Tuesday, 5 July 2011

The tricky first line....

Between Heather's post on first chapters and Janet's challenge regarding gripping first lines, I've been noticing first lines recently.

I was surprised to see that many of my favorite books begin with a first line that focuses on character, relationships, or theme, rather than on action.

Many start by setting up the voice of the narrator. Most of the Nero Wolfe books do this, beginning with Archie's voice, often relating something about the dynamics of the household or about his relationship with Wolfe. (For instance in Fer-de-lance Archie gripes about how is is often the one being sent on errands, in Prisoner's Base he relates his latest ploy to aggravate Wolfe into action, in The Rubber Band we see him hassling Wolfe...) One of the most enjoyable elements in Stout's books is the relationship between Wolfe and Archie, and in one way or another many of the books start with a focus on that relationship.

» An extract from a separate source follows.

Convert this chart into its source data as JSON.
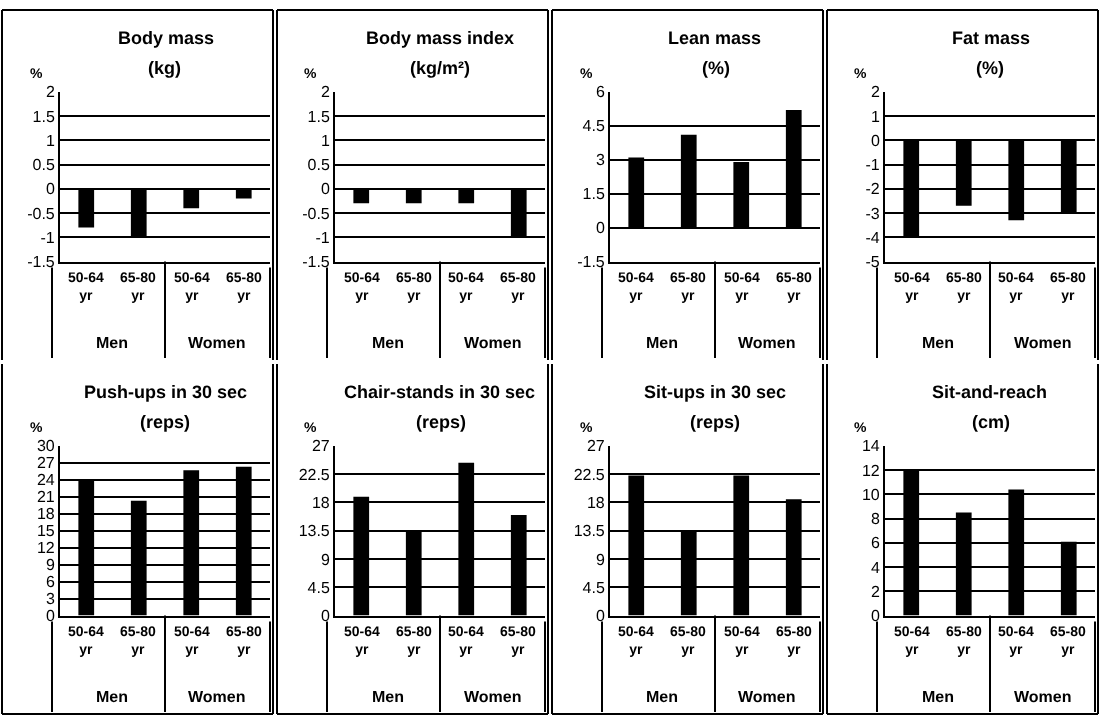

Another example of starting with the narrator's voice: Amelia Peabody in The Mummy Case:
"I never meant to marry. In my opinion, a woman born in the last half of the nineteenth century of the Christian era suffered from enough disadvantages without willfully embracing another."

Can't you just hear her?


  1. The first book in the series, Crocodile on the Sandbank begins with:

    When I first set eyes on Evelyn Barton-Forbes she was walking the streets of Rome –

    (I am informed, by the self-appointed Critic who reads over my shoulder as I write, that I have already committed an error. If those seemingly simple English words do indeed imply that which I am told they imply to the vulgar, I must in justice to Evelyn find other phrasing.)

    Fantastic, and it captures Amelia's innocence (appropriate for a woman at that time and also somewhat debilitating...) as well as making you wonder about the critic.

  2. One of my all time faves isn't a mystery:
    "It is a truth universally acknowledged, that a single man in possession of a good fortune must be in want of a wife."